What you guys were finally left with was just lowering the main color control and then trying to compensate for the loss in luma by raising the brightness controls on the various colors, which is at best a kluge. You might want to see if you can get the brightness of green, yellow, and cyan higher without also raising their saturation levels back to where they were.
Cine4Home posted an almost perfect corrected gamut (although without the raw data so it's difficult to know how the Y values were, but I would trust someone like Ekkehart). ColdMachine posted he had no problems following Ekkeharts "hint" to adjust the gamut to perfection. None of those who have "cracked it" have said how they did it exactly, but I believe you stand a better chance to get it right if you are more experienced than me, not from a collecting data point of view (I hope I got that right!), but from a "strategy" point of view. I'm making stabs in the dark, and discovering as I go how the principles work, which is obviously not the bet way to tackle a convoluted CMS like the 750's.

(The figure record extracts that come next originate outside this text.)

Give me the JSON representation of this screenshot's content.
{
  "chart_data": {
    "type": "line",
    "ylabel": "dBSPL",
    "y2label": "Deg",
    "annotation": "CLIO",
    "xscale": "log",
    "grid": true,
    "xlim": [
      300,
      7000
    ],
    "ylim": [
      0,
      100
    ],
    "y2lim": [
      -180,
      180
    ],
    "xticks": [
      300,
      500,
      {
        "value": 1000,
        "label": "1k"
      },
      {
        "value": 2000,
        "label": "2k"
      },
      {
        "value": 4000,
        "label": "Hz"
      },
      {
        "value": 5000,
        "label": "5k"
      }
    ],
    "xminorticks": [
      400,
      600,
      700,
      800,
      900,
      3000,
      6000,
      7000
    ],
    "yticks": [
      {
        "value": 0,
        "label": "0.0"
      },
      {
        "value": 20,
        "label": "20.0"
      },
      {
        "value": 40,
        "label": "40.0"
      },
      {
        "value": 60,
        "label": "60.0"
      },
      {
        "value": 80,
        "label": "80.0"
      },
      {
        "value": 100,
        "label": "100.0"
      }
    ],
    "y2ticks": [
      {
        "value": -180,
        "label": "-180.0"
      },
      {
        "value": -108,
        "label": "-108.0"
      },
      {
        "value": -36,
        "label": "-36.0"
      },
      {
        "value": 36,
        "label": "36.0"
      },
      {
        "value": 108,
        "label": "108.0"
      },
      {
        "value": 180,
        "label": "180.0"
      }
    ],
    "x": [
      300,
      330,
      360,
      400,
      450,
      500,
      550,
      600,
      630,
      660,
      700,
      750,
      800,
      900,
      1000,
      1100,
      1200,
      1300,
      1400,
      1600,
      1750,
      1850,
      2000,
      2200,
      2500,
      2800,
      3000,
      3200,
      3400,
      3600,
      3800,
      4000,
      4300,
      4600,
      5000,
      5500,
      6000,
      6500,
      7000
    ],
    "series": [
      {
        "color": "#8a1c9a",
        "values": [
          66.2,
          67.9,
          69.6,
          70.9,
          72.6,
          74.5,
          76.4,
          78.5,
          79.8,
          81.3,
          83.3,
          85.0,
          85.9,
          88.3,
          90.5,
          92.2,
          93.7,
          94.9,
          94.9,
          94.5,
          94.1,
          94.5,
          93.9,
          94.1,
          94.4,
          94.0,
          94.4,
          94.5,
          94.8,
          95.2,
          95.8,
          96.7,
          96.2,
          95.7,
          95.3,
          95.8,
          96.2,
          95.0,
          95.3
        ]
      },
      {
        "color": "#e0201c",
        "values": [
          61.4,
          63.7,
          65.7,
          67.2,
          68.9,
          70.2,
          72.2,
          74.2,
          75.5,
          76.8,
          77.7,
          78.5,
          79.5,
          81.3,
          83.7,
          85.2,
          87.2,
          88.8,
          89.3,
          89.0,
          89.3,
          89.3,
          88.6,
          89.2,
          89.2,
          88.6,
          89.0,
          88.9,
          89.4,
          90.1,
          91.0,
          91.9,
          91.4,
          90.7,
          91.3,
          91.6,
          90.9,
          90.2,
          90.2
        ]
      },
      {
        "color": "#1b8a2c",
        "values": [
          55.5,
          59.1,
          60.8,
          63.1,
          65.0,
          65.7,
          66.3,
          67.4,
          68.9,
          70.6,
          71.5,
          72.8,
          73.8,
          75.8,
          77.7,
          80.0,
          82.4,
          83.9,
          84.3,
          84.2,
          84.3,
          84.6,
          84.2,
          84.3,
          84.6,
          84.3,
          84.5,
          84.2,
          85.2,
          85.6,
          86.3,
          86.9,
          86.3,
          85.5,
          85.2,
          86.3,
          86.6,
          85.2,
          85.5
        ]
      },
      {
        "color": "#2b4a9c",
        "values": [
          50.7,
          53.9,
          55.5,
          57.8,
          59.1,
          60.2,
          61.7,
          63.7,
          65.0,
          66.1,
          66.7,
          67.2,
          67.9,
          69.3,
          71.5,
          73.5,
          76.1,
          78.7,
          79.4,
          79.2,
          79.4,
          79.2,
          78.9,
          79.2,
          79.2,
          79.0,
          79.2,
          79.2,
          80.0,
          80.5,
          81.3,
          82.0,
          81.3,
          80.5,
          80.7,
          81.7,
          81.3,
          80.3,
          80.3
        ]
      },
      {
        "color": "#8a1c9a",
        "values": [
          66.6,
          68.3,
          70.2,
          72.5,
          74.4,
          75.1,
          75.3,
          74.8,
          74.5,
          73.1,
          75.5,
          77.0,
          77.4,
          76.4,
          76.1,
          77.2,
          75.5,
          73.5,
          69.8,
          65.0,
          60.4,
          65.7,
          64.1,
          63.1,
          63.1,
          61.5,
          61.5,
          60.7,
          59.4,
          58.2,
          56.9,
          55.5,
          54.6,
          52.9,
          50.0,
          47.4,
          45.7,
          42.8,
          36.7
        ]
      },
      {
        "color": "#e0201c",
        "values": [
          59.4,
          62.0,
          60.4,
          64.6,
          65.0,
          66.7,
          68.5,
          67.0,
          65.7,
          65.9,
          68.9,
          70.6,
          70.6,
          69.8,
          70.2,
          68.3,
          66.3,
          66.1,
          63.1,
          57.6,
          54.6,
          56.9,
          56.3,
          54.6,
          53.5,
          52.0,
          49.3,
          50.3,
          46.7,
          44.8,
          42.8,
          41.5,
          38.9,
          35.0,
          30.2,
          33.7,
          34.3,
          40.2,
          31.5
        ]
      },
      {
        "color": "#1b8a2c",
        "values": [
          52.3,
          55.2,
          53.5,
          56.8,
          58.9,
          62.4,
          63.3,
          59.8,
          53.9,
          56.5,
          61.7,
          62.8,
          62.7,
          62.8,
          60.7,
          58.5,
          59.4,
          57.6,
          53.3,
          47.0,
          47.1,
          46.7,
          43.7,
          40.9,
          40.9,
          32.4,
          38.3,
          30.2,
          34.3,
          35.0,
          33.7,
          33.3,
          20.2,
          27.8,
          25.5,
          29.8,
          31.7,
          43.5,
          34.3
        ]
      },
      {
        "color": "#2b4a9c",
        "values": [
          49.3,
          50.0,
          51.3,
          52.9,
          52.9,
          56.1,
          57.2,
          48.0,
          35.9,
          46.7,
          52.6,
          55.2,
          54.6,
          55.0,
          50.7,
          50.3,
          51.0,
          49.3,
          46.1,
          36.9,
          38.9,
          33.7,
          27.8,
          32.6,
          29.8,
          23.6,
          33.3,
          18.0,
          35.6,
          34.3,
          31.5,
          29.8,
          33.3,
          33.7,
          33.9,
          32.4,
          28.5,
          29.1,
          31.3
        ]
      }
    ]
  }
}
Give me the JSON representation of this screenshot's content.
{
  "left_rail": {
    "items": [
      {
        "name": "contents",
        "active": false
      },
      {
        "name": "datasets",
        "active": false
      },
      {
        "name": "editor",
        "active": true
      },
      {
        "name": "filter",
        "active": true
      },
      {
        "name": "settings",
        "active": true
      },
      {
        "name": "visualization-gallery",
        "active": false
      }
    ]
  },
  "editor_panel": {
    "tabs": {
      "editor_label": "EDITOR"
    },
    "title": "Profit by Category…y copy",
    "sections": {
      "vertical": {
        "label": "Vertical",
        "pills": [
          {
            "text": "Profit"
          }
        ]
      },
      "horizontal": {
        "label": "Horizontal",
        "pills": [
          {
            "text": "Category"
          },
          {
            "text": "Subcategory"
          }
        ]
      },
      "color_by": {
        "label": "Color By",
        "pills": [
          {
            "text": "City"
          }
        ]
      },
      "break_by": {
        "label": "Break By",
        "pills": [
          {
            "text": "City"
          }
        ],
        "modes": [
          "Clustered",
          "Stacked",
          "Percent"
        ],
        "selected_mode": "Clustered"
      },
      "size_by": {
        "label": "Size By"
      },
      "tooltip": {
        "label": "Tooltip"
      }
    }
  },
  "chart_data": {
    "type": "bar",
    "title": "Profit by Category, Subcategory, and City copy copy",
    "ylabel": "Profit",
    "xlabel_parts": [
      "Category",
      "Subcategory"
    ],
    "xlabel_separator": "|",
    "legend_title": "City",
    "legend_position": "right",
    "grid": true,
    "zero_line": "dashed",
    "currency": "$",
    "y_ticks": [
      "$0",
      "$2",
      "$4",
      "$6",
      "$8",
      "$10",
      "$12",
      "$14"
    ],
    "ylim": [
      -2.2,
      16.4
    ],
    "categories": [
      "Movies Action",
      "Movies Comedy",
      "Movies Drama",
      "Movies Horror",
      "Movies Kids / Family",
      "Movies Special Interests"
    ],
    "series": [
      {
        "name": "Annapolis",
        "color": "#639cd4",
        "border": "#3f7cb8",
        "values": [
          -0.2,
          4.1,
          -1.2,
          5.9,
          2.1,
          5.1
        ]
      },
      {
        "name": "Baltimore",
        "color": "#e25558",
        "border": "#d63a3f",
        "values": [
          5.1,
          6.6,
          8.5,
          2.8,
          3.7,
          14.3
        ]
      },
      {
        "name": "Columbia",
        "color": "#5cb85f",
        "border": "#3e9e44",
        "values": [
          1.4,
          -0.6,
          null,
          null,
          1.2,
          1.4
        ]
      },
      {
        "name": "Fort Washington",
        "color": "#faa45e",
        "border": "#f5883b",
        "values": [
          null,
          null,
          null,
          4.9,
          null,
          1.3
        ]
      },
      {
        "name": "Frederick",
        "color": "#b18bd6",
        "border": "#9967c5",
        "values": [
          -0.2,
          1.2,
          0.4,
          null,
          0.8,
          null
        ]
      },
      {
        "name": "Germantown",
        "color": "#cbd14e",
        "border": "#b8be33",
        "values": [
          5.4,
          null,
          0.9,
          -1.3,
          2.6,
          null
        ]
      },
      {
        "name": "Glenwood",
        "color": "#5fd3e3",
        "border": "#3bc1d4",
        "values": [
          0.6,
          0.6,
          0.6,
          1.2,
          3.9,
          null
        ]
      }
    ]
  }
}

In my last attempt, as I explained, I didn't have at hand the Y percentages for each primary/secondary, so although I did get a better result, it's not a surprise it's still not perfect.
What I mean by strategy is what's the best way to get you from an uncorrected gamut where saturation/hue only can't get you close enough on th x,y space to the best "starting point" to play with saturation/hue before adjusting with brightness. Do you only adjust the color setting? Do you also adjust the tint (which I haven't done in my last attempt as it looked like it was making things worse)? How far down do you push the color? -14 was not enough, so I went all the way to -30 (the maximum) to test the theory, but something in between may allow, after saturation/hue/brightness correction, to get a perfect gamut.
I hope this makes sense. I'm going, this week-end if I can (just caught bad cold!) to try starting from scratch on a new user setting, following exactly the procedure you outline in your very helpful guide, and using the Y percentages you provide to try and get something closer. I'm sure LovingDVD (and others) will try as well, and hopefully we'll get something that's closer...
One question to help me understand what's still wrong in my values: when you say that apart from red, my colors are grossly inaccurate, could you quantify/explain why? Is there something flawed in the theory I am exploring, which is to lower the color value (we still need to find the optimum parameter) to be able to use hue and saturation to bring the colors spot on on the x,y space, and then use the brightness control to compensate for the loss of luminance generated by the lowering of the color control and get Y closer?
If the theory is not flawed, I really believe that it is possible to greatly improve the results (especially if using the correct target Y data as a reference, which I didn't have druing my last attempt, I was just trying to lower dE empirically). If the theory is flawed, then I'm clueless at this stage regarding how to make progress...
Hope this makes some kind of sense. It's hard to argue with your teacher!